La fiscalité, c’est aujourd’hui l’atout numéro un qui explique le succès du Portugal dans les destinations choisies par les Français. Auparavant le Maroc, l’Espagne étaient des destinations très prisées, aujourd’hui c’est le Portugal qui est le nouvel eldorado, la nouvelle mode.
Entre 2010 et 2013 le nombre de départs enregistrés pour le Portugal a triplé, passant de 227 à 617 départs. Qu’est ce qui explique ce soudain attrait pour le Portugal ? Sa fiscalité, pour sortir de la crise et attirer des étrangers à plus fort pouvoir d’achat, Lisbonne a décidé en 2012 la mise en place d’un dispositif d’incitation. Ainsi les nouveaux arrivants sont exonérés d’impôt sur le revenu pendant 10 ans, à condition de passer six mois par an sur place et d’avoir réalisé sa carrière dans le privé. C’est ce que l’on pourrait appeler du gagnant-gagnant : une destination fiscalement intéressante pour les ménages français, un gain de pouvoir d’achat lié aux faibles prix de l’immobilier (crise de l’immobilier) notamment ; et une idée originale de la part de ce pays qui a trouvé là le moyen d’attirer de la richesse et se sortir de la crise !

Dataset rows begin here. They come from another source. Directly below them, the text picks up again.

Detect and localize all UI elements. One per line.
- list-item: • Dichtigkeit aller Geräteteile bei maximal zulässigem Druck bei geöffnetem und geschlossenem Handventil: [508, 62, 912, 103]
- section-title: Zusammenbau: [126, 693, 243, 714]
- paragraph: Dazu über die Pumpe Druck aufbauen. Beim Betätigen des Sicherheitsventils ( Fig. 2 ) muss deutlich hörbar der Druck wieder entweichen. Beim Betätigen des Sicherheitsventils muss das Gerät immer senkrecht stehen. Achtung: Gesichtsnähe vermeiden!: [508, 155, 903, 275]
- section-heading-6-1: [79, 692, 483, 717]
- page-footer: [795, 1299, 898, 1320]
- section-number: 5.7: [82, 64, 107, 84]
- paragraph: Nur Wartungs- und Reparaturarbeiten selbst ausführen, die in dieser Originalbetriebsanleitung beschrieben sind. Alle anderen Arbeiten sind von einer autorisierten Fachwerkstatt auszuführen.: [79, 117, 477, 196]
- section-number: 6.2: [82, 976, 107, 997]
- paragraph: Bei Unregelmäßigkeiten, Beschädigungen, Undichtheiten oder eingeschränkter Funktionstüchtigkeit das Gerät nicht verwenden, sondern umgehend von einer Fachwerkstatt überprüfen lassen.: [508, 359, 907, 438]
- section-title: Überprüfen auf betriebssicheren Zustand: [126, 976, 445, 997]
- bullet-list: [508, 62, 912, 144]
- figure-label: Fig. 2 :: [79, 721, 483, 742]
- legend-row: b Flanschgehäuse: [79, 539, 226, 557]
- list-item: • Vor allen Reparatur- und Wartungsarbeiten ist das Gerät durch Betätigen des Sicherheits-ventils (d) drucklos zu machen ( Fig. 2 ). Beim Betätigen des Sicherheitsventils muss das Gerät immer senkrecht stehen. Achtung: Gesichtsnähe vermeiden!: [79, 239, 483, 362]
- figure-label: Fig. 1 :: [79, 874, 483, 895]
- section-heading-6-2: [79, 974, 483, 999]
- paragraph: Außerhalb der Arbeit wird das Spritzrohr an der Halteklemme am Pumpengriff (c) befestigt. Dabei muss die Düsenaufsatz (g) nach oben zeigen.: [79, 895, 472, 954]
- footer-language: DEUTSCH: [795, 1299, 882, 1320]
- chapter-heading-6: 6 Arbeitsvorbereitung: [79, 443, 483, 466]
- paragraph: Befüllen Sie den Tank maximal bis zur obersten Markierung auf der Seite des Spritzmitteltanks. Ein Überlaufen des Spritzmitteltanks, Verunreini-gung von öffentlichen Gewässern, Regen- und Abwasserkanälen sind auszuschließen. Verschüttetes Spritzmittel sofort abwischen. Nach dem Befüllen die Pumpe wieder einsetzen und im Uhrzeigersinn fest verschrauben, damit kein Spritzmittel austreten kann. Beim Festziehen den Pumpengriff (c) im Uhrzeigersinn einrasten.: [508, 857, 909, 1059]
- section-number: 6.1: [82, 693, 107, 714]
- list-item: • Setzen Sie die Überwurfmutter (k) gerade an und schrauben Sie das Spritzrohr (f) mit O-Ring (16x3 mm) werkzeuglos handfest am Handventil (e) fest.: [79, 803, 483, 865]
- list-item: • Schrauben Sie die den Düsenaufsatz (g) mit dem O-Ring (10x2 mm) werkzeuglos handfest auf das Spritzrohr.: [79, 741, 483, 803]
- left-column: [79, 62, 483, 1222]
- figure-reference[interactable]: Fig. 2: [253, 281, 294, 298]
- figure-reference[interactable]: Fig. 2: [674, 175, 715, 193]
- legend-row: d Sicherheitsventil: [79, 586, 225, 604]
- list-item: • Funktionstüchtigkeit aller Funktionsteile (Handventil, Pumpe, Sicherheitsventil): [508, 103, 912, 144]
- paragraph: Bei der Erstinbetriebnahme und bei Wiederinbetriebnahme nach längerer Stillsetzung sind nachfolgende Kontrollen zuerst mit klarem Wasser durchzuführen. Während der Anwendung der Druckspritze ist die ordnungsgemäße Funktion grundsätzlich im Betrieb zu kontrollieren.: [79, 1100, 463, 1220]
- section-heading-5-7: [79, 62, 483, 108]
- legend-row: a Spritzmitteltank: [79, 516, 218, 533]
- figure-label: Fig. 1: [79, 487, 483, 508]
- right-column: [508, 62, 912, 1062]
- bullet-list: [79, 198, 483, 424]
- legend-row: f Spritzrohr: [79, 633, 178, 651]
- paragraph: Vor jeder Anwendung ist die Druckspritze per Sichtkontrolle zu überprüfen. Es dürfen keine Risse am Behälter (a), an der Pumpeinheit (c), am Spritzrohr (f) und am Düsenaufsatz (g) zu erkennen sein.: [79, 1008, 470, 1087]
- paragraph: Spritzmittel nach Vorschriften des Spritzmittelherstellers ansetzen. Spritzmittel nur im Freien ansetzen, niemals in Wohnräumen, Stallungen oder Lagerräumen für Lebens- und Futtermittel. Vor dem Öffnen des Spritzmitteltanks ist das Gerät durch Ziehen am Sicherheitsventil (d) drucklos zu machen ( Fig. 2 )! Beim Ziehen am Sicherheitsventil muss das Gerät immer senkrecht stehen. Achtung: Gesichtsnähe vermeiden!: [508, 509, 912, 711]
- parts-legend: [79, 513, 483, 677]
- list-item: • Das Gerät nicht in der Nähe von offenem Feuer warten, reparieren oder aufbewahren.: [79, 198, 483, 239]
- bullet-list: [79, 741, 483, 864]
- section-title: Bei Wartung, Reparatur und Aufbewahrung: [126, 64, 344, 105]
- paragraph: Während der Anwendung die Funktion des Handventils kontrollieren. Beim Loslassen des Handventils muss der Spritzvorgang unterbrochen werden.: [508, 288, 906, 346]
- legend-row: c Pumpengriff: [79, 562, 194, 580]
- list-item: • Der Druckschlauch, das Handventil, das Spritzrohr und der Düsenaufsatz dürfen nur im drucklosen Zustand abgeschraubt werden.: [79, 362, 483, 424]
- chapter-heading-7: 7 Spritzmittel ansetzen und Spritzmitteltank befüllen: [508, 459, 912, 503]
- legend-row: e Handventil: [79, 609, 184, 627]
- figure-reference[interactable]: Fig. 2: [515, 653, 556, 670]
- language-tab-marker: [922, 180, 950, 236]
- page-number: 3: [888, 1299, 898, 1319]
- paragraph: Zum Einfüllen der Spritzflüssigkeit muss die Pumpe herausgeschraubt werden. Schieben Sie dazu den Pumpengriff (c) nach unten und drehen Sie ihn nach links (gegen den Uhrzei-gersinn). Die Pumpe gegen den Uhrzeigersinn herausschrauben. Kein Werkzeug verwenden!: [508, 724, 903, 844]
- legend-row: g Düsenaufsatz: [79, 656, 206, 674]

Depuis, entre mai 2013 et mars 2014, c’est même 2.200 Français qui ont bénéficié de ce dispositif si l’on en croit la chambre de commerce et d’industrie franco-portugaise, qui table même sur 20.000 nouvelles arrivées d’ici fin 2015.
Comme bien souvent il y a plusieurs perdants. L’Etat français, qui enregistre sur la seule année 2013 un manque à gagner de 4 millions d’euros sur les finances publiques, plus les pertes économiques liées à la consommation au quotidien de ces ménages qui sont partis, dont l’équivalent emploi qui, ainsi, disparaît.
Le Portugal aujourd’hui, un endroit où passer sa retraite sans payer d’impôt et bénéficier d’un coût de la vie plus favorable, et demain Madagascar, la Thaïlande ou encore le Brésil pour des raisons davantage économiques encore, qui accueilleront des retraités français (moins riches) qui viendront chercher le soleil toujours, et (surtout) un pouvoir d’achat plus important : c’est ainsi que se manifestent les choix de nos concitoyens… et qu’empirent les problèmes. Une part dépend de nous, la fiscalité, mais la concurrence fiscale en zone euro, au moins, est aussi un problème.